Notre identité se définit dans la différence. De ce fait, lorsque les clones sont confrontés à d’autres clones, il s’en suit une crise identitaire. L’acceptation de la similitude crée un lien profond entre les clones proche des liens familiaux. Les clones posent également la question de l’inné et de l’acquis et Orphan Black présente des clones très divers bien qu’ayant le même génome laissant une large place à l’environnement dans la formation de la personnalité.

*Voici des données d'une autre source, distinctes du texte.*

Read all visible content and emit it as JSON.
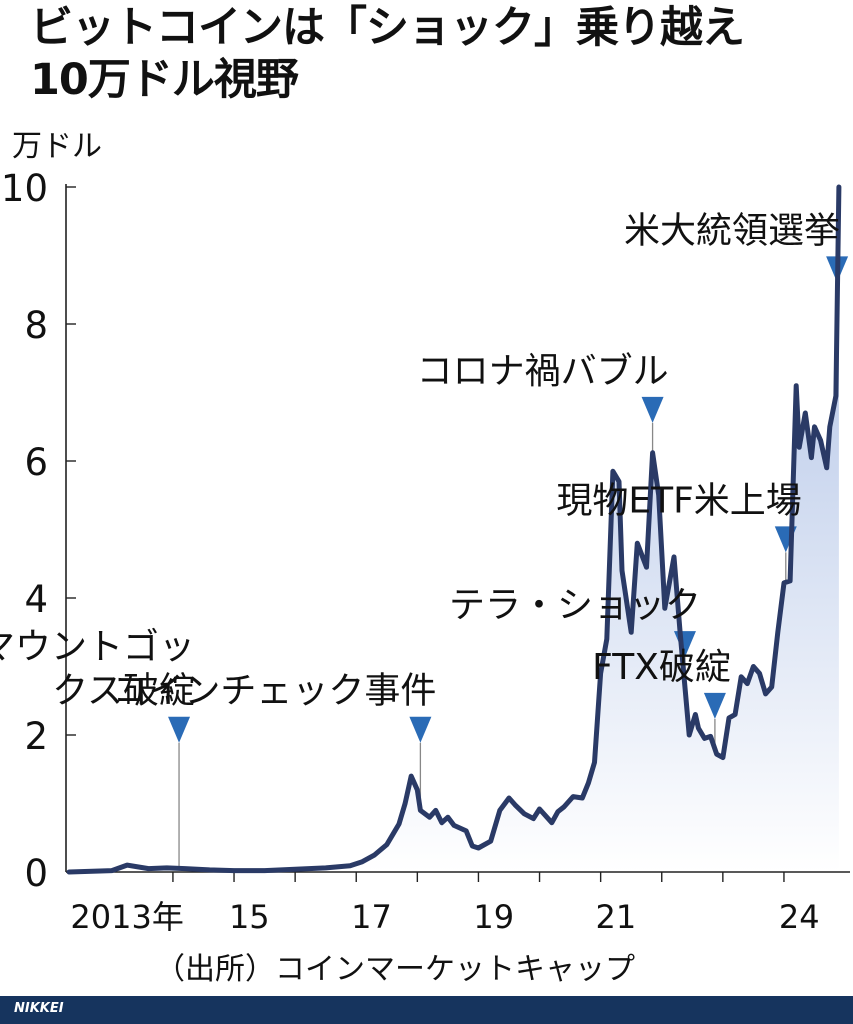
{
  "headline": {
    "line1": "ビットコインは「ショック」乗り越え",
    "line2": "10万ドル視野"
  },
  "chart_data": {
    "type": "area",
    "unit_label": "万ドル",
    "ylim": [
      0,
      10
    ],
    "yticks": [
      0,
      2,
      4,
      6,
      8,
      10
    ],
    "x_tick_labels": [
      "2013年",
      "15",
      "17",
      "19",
      "21",
      "24"
    ],
    "x_tick_label_years": [
      2013.25,
      2015.25,
      2017.25,
      2019.25,
      2021.25,
      2024.25
    ],
    "x_minor_ticks": [
      2014,
      2015,
      2016,
      2017,
      2018,
      2019,
      2020,
      2021,
      2022,
      2023,
      2024
    ],
    "xlim": [
      2012.25,
      2024.95
    ],
    "line_color": "#2a3a66",
    "fill_color_top": "#a9bde4",
    "fill_color_bottom": "#ffffff",
    "marker_color": "#2a6bb6",
    "series": [
      {
        "x": [
          2012.3,
          2013.0,
          2013.25,
          2013.6,
          2013.9,
          2014.2,
          2014.6,
          2015.0,
          2015.5,
          2016.0,
          2016.5,
          2016.9,
          2017.1,
          2017.3,
          2017.5,
          2017.6,
          2017.7,
          2017.8,
          2017.9,
          2018.0,
          2018.05,
          2018.2,
          2018.3,
          2018.4,
          2018.5,
          2018.6,
          2018.8,
          2018.9,
          2019.0,
          2019.2,
          2019.35,
          2019.5,
          2019.6,
          2019.75,
          2019.9,
          2020.0,
          2020.2,
          2020.3,
          2020.4,
          2020.55,
          2020.7,
          2020.8,
          2020.9,
          2021.0,
          2021.1,
          2021.2,
          2021.3,
          2021.35,
          2021.5,
          2021.6,
          2021.75,
          2021.85,
          2021.95,
          2022.05,
          2022.2,
          2022.3,
          2022.45,
          2022.55,
          2022.6,
          2022.7,
          2022.8,
          2022.9,
          2023.0,
          2023.1,
          2023.2,
          2023.3,
          2023.4,
          2023.5,
          2023.6,
          2023.7,
          2023.8,
          2023.9,
          2024.0,
          2024.1,
          2024.2,
          2024.25,
          2024.35,
          2024.45,
          2024.5,
          2024.6,
          2024.7,
          2024.75,
          2024.85,
          2024.9
        ],
        "y": [
          0.0,
          0.02,
          0.1,
          0.05,
          0.06,
          0.05,
          0.03,
          0.02,
          0.02,
          0.04,
          0.06,
          0.09,
          0.15,
          0.25,
          0.4,
          0.55,
          0.7,
          1.0,
          1.4,
          1.2,
          0.9,
          0.8,
          0.9,
          0.72,
          0.8,
          0.68,
          0.6,
          0.38,
          0.35,
          0.45,
          0.9,
          1.08,
          0.98,
          0.85,
          0.78,
          0.92,
          0.72,
          0.88,
          0.95,
          1.1,
          1.08,
          1.3,
          1.6,
          2.9,
          3.4,
          5.85,
          5.7,
          4.4,
          3.5,
          4.8,
          4.45,
          6.12,
          5.5,
          3.85,
          4.6,
          3.5,
          2.0,
          2.3,
          2.1,
          1.95,
          1.98,
          1.72,
          1.67,
          2.25,
          2.3,
          2.85,
          2.75,
          3.0,
          2.9,
          2.6,
          2.7,
          3.5,
          4.22,
          4.25,
          7.1,
          6.2,
          6.7,
          6.05,
          6.5,
          6.3,
          5.9,
          6.5,
          6.95,
          10.0
        ]
      }
    ],
    "events": [
      {
        "label": [
          "マウントゴッ",
          "クス破綻"
        ],
        "year": 2014.1
      },
      {
        "label": [
          "コインチェック事件"
        ],
        "year": 2018.05
      },
      {
        "label": [
          "コロナ禍バブル"
        ],
        "year": 2021.85
      },
      {
        "label": [
          "テラ・ショック"
        ],
        "year": 2022.38
      },
      {
        "label": [
          "FTX破綻"
        ],
        "year": 2022.87
      },
      {
        "label": [
          "現物ETF米上場"
        ],
        "year": 2024.03
      },
      {
        "label": [
          "米大統領選挙"
        ],
        "year": 2024.87
      }
    ]
  },
  "source": "（出所）コインマーケットキャップ",
  "footer": {
    "brand": "NIKKEI"
  }
}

La promotion de la saison 2 repose sur l'individualité des clones  © BBC America
La promotion de la saison 2 repose sur l’individualité des clones © BBC America

Bien qu’étant des êtres complexes et à l’identité trouble, le statut d’humain est une question pour les clones. Ils ont souvent au départ un statut de sous-humain. Ce statut implique une certaine humanité. La question devient alors sur ce qu’est une personne. Puisque ce sont des copies, sont-ils des sujets ou des objets ? Les clones entrainent alors l’audience dans un processus en 3 étapes :

  • Ils sont présentés comme humain ou presque humain
  • Leur artificialité est mise en avant
  • Ils réclament leur personnalité et leur individualité devenant alors un sujet

L’indicateur de l’humanité est l’âme qui est refusé aux clones. Orphan Black le présente par les Proléthiens qui considèrent les clones comme des abominations sans âme. Seule Helena est vue par Hank comme une créature bénie par Dieu (à l’opposition des autres clones). La fiction pose nos gènes comme ce qui nous différencient des machines et de l’artificiel en portant notre imperfection. Modifier et améliorer nos gènes seraient alors désastreux pour notre espèce et notre société. Les fictions positionnent dans nos gènes notre identité personnelle et donc condamne leur modification. La science profane alors nos gènes sacrés et expose le scientifique comme un dieu.

Les fictions de clones acceptent la production en série d’humains à l’infini mais sans individualité unique base de notre subjectivité. Le clonage empêche alors notre imprédictibilité par la reproduction de masse. Malgré une vision non manichéenne de la science, le caractère sacré du génome reste présent dans les fictions. Ainsi, dans Orphan Black, Sarah et Helena sont vu comme un miracle par les Proléthiens car elles peuvent avoir des enfants. Étant destinées à être stérile, elles représentent ainsi la victoire de la reproduction sexuée sur le clonage.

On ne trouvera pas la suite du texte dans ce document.